Red Hat Bugzilla – Bug 1263444
Memory leak in pacemaker_remote's proxy dispatch function
Last modified: 2015-12-10 16:00:02 EST
Description of problem: In normal cluster operation, remote nodes running pacemaker_remote will exhibit memory leaks.
Version-Release number of selected component (if applicable): 1.1.12-22.el7_1.4
How reproducible: Run a pacemaker cluster that includes a remote node
Steps to Reproduce:
1. Set up a cluster that includes a remote node.
2. Use valgrind to run pacemaker_remote:
2a. yum install valgrind
2b. Uncomment VALGRIND_OPTS in /etc/sysconfig/pacemaker_remote
2c. mkdir /etc/systemd/system/pacemaker_remote.service.d
2d. cat >/etc/systemd/system/pacemaker_remote.service.d/valgrind.conf <<EOF
2e. Disable the remote node resource if the cluster is running, then "systemctl restart pacemaker_remote", and reenable the remote node resource if needed
3. Start the cluster and perform routine cluster actions. I tried actions like disable and enable a resource running on the remote node, migrating a resource to and from the remote node, setting and unsetting node attributes for the remote node, disabling and enabling the remote node resource itself (from another node in the cluster), and also various CLI commands (crm_attribute, attrd_updater, stonith_admin, crm_mon, etc.) from the remote node itself. You don't need to do all of them, a few is enough.
4. Disable the remote node resource, then "systemctl stop pacemaker_remote"
5. Examine the valgrind output on the remote node (in /var/lib/pacemaker/valgrind-* by default).
Valgrind output will show nonzero "definitely lost" + "indirectly lost" + "possibly lost" byte counts, and the backtraces will contain "crm_ipcs_recv".

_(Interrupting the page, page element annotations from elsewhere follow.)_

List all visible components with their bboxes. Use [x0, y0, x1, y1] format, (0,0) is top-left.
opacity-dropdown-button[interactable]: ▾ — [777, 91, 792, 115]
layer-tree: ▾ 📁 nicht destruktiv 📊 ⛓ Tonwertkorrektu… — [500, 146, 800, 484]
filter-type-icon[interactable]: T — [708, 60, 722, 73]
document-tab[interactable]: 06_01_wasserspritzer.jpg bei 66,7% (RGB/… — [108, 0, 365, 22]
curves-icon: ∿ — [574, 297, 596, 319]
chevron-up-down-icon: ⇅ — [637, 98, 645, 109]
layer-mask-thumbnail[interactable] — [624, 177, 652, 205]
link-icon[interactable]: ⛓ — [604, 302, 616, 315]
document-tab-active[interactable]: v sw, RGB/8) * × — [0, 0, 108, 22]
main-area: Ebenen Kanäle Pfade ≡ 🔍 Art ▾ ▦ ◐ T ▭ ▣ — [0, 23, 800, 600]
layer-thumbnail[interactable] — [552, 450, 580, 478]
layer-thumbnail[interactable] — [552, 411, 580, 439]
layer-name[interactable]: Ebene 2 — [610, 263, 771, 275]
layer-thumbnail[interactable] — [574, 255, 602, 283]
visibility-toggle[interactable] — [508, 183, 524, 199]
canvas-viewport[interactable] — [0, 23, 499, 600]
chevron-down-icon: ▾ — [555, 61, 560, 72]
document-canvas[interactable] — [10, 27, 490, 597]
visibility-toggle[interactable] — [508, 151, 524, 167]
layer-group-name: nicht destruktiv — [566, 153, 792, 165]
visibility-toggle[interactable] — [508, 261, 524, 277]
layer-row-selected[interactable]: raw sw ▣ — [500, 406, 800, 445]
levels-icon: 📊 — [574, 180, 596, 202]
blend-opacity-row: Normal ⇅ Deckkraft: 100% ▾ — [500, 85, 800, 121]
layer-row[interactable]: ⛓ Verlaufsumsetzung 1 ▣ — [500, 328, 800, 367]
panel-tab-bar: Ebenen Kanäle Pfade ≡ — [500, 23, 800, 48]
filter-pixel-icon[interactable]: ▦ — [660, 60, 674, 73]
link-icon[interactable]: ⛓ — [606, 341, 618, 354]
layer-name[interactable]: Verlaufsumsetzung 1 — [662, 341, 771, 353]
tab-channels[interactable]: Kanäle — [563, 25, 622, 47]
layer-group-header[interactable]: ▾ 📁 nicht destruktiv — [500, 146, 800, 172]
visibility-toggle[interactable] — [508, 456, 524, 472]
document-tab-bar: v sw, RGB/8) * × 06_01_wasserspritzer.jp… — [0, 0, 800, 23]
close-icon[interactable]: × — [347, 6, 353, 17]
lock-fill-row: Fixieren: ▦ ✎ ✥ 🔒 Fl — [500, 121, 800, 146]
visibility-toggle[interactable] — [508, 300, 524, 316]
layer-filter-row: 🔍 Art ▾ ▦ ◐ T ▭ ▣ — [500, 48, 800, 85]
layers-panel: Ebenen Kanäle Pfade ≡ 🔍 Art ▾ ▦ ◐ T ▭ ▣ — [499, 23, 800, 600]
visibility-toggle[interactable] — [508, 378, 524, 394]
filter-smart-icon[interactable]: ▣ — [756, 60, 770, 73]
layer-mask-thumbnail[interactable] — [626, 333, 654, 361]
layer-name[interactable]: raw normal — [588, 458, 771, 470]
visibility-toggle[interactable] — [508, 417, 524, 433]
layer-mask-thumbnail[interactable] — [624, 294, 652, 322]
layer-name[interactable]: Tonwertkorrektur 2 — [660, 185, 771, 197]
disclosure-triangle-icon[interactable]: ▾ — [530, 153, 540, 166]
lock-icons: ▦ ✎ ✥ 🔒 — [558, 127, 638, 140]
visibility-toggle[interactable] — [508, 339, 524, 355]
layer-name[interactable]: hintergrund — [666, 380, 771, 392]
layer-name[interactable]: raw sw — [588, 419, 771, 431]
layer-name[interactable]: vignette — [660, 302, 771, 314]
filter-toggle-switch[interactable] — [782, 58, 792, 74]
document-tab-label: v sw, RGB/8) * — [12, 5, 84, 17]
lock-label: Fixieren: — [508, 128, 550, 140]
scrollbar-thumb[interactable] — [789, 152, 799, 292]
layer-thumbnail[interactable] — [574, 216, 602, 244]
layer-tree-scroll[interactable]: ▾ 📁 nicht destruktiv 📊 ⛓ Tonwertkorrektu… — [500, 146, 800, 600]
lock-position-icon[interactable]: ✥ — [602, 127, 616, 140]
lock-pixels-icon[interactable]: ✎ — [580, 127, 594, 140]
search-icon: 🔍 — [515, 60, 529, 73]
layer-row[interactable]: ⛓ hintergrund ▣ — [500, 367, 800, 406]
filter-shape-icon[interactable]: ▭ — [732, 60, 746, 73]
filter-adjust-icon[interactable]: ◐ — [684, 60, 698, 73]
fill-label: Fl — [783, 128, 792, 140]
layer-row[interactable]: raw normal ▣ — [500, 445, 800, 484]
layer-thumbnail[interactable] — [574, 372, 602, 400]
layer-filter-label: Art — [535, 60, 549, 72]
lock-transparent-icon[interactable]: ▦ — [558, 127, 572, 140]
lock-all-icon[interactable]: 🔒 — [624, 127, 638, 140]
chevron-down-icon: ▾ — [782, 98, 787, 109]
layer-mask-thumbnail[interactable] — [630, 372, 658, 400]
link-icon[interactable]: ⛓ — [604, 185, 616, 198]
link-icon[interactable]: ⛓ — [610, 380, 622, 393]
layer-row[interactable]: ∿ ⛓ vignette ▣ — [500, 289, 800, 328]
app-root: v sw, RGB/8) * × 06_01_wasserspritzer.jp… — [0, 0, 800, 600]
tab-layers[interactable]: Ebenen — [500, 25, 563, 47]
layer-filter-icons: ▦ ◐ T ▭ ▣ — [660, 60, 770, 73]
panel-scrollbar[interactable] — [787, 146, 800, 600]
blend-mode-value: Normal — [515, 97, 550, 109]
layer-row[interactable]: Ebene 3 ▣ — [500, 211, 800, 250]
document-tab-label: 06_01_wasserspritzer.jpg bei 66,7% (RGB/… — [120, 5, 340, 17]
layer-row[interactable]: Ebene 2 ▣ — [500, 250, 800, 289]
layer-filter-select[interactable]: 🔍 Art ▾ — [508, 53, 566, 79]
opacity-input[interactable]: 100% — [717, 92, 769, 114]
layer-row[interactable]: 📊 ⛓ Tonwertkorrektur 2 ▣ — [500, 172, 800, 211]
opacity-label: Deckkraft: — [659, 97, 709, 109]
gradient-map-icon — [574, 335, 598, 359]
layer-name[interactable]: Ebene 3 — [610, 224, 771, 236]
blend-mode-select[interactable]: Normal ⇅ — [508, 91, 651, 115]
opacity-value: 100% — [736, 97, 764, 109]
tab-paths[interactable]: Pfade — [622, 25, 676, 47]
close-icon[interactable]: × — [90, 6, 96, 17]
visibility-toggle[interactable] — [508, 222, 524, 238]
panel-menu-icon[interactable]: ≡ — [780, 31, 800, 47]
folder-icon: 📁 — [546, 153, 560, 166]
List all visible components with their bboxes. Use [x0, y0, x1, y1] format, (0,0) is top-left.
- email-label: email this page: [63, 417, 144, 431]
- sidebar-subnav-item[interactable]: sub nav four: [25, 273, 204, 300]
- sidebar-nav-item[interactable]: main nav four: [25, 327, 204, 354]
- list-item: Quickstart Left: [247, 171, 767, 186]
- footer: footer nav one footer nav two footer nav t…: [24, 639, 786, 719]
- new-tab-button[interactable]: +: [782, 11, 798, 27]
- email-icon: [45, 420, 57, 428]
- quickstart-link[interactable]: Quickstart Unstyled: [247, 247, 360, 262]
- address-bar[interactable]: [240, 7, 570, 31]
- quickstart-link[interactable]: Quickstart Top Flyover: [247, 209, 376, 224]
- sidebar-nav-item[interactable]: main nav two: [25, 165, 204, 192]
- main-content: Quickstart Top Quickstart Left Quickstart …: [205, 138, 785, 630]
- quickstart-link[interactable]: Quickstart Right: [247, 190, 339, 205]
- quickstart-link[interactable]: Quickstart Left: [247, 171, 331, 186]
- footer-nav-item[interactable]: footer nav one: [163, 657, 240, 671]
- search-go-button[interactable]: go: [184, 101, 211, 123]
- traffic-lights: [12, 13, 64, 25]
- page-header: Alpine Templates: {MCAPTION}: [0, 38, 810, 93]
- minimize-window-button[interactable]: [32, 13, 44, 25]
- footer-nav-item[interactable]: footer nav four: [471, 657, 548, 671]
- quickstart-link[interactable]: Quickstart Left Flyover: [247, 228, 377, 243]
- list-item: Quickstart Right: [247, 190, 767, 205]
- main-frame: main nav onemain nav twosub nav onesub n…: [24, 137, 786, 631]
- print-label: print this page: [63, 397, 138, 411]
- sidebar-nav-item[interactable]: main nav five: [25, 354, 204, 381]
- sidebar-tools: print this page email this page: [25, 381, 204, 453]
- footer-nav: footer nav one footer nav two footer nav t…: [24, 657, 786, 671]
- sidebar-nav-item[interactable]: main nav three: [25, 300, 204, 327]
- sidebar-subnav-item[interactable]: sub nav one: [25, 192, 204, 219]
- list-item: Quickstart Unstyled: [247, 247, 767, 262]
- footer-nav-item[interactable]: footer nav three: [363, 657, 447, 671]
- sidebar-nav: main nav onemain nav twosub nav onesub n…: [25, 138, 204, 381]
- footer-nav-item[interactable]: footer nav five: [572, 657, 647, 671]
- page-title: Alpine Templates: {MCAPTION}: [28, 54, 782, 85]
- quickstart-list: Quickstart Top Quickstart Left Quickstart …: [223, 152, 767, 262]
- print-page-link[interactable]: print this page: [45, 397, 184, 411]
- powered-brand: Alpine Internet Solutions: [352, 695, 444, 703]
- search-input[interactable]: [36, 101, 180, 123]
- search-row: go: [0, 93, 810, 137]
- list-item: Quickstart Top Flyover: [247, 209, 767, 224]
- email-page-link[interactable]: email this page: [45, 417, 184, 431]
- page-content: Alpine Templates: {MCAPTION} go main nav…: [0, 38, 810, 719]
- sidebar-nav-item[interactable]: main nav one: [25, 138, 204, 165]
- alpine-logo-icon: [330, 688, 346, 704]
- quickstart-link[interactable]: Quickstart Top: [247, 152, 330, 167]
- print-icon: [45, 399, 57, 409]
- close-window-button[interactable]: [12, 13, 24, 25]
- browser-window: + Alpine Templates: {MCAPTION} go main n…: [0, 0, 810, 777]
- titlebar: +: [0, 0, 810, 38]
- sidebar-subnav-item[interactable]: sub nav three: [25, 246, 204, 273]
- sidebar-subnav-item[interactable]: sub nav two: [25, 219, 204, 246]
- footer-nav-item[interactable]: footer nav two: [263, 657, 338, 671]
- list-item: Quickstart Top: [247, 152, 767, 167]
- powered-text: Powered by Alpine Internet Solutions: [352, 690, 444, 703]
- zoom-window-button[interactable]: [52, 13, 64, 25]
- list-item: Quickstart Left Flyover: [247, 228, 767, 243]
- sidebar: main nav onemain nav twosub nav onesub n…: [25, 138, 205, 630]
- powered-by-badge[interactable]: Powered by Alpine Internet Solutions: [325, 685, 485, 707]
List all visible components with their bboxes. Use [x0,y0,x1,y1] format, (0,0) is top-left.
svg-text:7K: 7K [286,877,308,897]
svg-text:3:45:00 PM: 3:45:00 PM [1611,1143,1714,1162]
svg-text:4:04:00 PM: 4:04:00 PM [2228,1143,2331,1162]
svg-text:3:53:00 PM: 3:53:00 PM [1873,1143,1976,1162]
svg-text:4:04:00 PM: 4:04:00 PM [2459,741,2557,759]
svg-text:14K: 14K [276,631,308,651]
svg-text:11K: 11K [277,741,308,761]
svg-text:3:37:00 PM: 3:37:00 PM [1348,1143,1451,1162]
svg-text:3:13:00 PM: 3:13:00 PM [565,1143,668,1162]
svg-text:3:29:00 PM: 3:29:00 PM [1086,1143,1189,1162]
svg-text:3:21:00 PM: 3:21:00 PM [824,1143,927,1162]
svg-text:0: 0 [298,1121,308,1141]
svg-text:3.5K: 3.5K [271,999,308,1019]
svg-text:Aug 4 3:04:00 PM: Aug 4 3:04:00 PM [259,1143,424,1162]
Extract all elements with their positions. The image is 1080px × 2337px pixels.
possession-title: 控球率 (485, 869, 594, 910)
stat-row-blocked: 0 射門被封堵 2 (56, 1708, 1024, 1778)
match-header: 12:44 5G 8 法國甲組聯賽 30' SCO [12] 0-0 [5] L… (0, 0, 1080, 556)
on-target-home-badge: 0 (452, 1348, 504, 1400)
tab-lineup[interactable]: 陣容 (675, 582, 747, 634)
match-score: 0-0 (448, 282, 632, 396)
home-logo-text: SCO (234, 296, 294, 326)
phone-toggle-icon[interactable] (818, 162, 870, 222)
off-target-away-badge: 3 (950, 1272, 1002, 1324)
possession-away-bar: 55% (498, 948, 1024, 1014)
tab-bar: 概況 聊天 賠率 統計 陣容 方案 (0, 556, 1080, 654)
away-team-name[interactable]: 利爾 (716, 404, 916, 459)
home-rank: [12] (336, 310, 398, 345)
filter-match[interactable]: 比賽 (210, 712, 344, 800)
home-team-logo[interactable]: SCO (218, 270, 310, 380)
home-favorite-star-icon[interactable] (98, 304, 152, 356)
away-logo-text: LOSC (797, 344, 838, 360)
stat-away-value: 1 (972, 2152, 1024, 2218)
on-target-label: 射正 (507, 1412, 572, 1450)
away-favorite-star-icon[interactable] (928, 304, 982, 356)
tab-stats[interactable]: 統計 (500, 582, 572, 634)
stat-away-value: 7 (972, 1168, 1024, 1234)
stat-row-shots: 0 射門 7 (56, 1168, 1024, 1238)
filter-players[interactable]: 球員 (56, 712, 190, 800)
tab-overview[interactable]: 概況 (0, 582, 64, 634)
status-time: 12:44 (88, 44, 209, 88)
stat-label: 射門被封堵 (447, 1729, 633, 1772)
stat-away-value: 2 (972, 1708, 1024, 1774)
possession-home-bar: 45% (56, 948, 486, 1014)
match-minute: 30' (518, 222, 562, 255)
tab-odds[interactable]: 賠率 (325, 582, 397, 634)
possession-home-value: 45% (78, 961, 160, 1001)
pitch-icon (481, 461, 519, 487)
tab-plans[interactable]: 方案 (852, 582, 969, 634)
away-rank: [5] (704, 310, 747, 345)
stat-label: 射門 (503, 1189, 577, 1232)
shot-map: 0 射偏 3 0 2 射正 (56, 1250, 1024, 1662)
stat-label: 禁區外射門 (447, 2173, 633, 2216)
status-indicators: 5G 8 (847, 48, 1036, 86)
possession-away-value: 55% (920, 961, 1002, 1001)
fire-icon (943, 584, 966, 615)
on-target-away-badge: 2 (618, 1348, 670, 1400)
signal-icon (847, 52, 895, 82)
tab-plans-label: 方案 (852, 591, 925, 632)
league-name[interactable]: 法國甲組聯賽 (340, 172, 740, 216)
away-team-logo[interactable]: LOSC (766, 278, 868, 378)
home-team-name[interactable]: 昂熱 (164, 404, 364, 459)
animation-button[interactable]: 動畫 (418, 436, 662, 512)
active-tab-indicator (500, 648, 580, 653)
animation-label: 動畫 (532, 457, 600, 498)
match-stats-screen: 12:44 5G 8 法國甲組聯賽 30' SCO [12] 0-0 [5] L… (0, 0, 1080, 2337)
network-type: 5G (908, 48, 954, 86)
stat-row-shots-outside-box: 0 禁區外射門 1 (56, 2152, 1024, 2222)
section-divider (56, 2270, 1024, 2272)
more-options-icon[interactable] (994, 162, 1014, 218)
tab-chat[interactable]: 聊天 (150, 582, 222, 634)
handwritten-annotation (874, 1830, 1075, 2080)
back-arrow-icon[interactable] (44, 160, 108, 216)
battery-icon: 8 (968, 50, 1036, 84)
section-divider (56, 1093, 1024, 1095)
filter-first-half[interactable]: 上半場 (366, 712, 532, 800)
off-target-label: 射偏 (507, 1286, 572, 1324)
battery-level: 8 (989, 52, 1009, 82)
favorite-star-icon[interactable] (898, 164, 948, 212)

Expected results: No memory lost.
Additional info: http://clusterlabs.org/doc/en-US/Pacemaker/1.1-pcs/html-single/Pacemaker_Remote/index.html
Fixed upstream as of commit 1019d3e
The leak seems serious. It occurs every time the remote node needs to proxy a connection to its hosting cluster node's pacemaker components. The number of bytes lost appears to increase with each occurrence, but I haven't investigated whether that's actually the case or an artifact of how valgrind reports it. If accurate, the loss quickly gets into the 10s of MBs when commands are being continuously run.
Fixed upstream as of commit 1019d3e.
The fix for this was included in the pacemaker packages released with 7.2.